Takin’ it to the Maxxx

Maxxx Flair, who attends F&M College, just dropped his EP.

It’s April 23. Night falls on the Franklin & Marshall College town. Meanwhile, local rapper Joshua “Maxxx Flair” Harris, his crew and I dart to the Other Room, the place where Maxxx Flair will be performing. I thought the Other Room was a small nightclub.  It’s not. The building, a stone’s throw away from the Lancaster-based college, contains a multipurpose room.  That night, the Other Room morphed into an underground, hip-hop venue. 
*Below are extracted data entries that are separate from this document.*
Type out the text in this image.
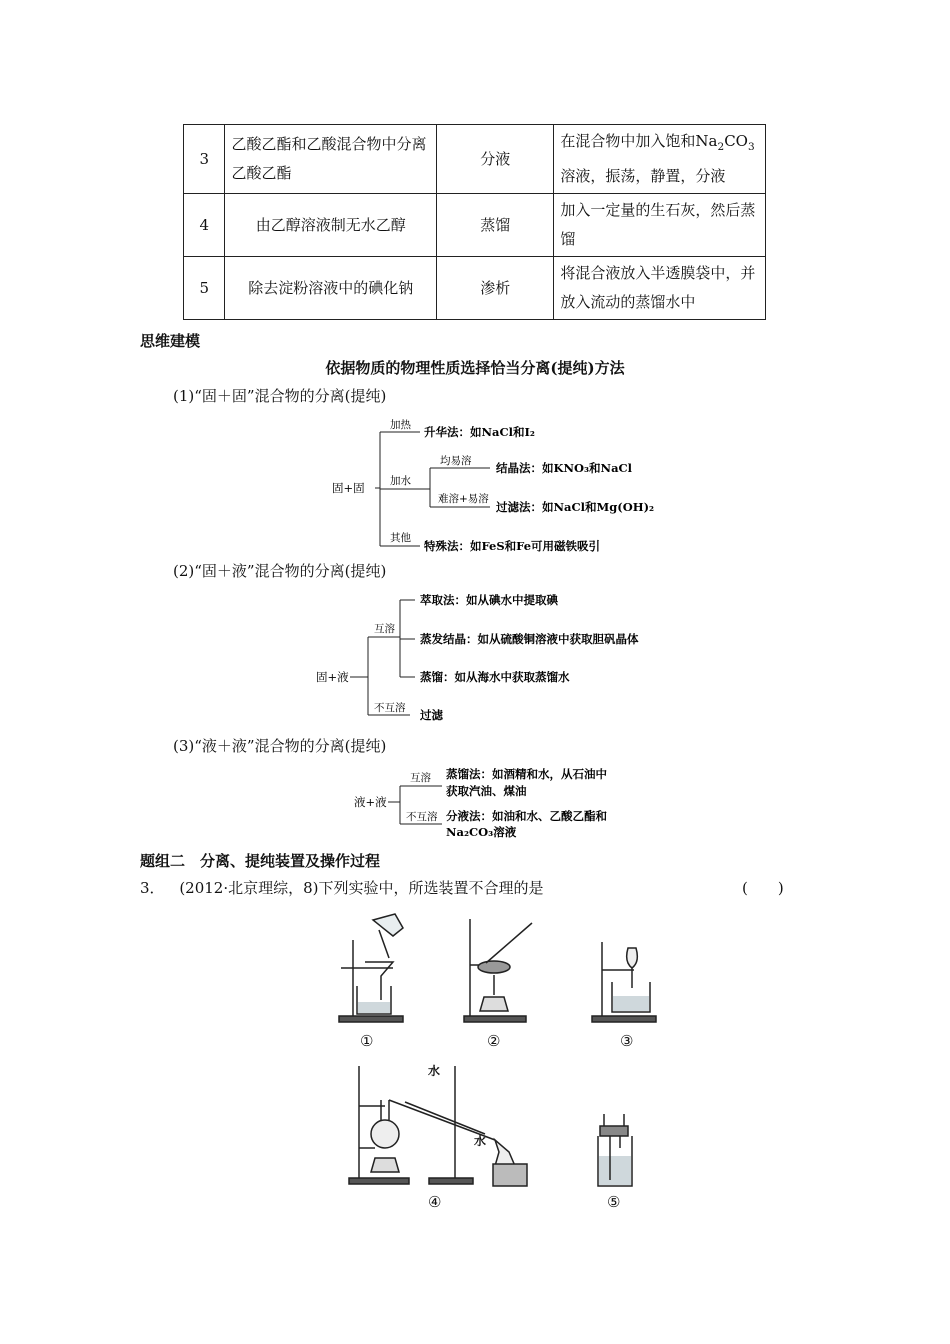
3	乙酸乙酯和乙酸混合物中分离乙酸乙酯	分液	在混合物中加入饱和$Na_2CO_3$溶液，振荡，静置，分液
4	由乙醇溶液制无水乙醇	蒸馏	加入一定量的生石灰，然后蒸馏
5	除去淀粉溶液中的碘化钠	渗析	将混合液放入半透膜袋中，并放入流动的蒸馏水中
思维建模
依据物质的物理性质选择恰当分离(提纯)方法
(1)“固＋固”混合物的分离(提纯)
固+固
加热 升华法：如NaCl和I₂
加水
均易溶 结晶法：如KNO₃和NaCl
难溶+易溶
过滤法：如NaCl和Mg(OH)₂
其他
特殊法：如FeS和Fe可用磁铁吸引
(2)“固＋液”混合物的分离(提纯)
固+液
互溶
萃取法：如从碘水中提取碘
蒸发结晶：如从硫酸铜溶液中获取胆矾晶体
蒸馏：如从海水中获取蒸馏水
不互溶 过滤
(3)“液＋液”混合物的分离(提纯)
液+液
互溶 蒸馏法：如酒精和水，从石油中
获取汽油、煤油
不互溶 分液法：如油和水、乙酸乙酯和
Na₂CO₃溶液
题组二　分离、提纯装置及操作过程
3． (2012·北京理综，8)下列实验中，所选装置不合理的是	(　　)
①	②	③
水
水
④	⑤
To give Flair’s entrance some suspense, the F&M student begins talking on the mic before he enters the stage. Then he ascends from a pitch-dark stairway that leads to the stage. During the performance, the invitation-only crowd circled around Flair as he delivered a hefty 25-song set. His distinct voice and swag made the performance intriguing. He might’ve inherited his rap ability from his hometown. He reps Queens, NY, also the home of rap greats, such as Nas and Run DMC.

Flair, 20, held the show to promote his EP titled Wi-Fi: The Prequel. Aside from showing the MC’s skills, the disc introduces listeners to some talented producers, including Brooklyn-based Snake Eyes.  Snake Eyes uses an up tempo ’90’s beat on “Pray for This,” cinematic strings on “007 (Oh No)” and spine-chilling organ chords on “The Rapture.” Flair also shines on “The Rapture.” Flow stops whenever the mic drops/but images get cropped/so an acappella is a Photoshop, he says on “The Rapture.” Producers Swiff D (“Down Down”) and Master Chef “Time to Go”) also appear on the EP. Here are some other facts you might not know about Flair.

What year are you at F&M, and what’s your major?
I’m a sophomore and sociology major.

When did you first pick up a mic?
I began rapping in sixth grade but didn’t even begin to take it remotely serious until freshman year of high school.

What’s your career goal in the rap game?
I want to take this rap thing as far as possible. I’m not really worried about [signing with a major label] right now. I just want to make good music people can appreciate, and let the money and notoriety follow. 

Who’s your favorite artist?
I don’t have a favorite artist. Some of my favorite old school artists are Big L, Big Pun, B.I.G., Jay-Z, Nas, Outkast, Brand Nubian, DMX, Lost Boyz, Onyx, Ma$e, The Diplomats, Eminem, Joe Budden and G. Dep, just to name a few. As far as today’s rap, to name a few, I listen to Fab, Pac Div, Wiz Khalifa, Laws, Blu, Ludacris, T.I., Freeway, Wale, but I’m open to anything. If it sounds good, I rock to it.

I became a Gang Starr fan because it was one of the first groups to fuse jazz with hip-hop. I also dug Premier’s beats and how Guru incorporated consciousness in his rhymes. Do you remember the late rapper?
R.I.P. Guru—that was a huge loss to hip-hop. I do remember Gang Starr. “Skills” was the joint!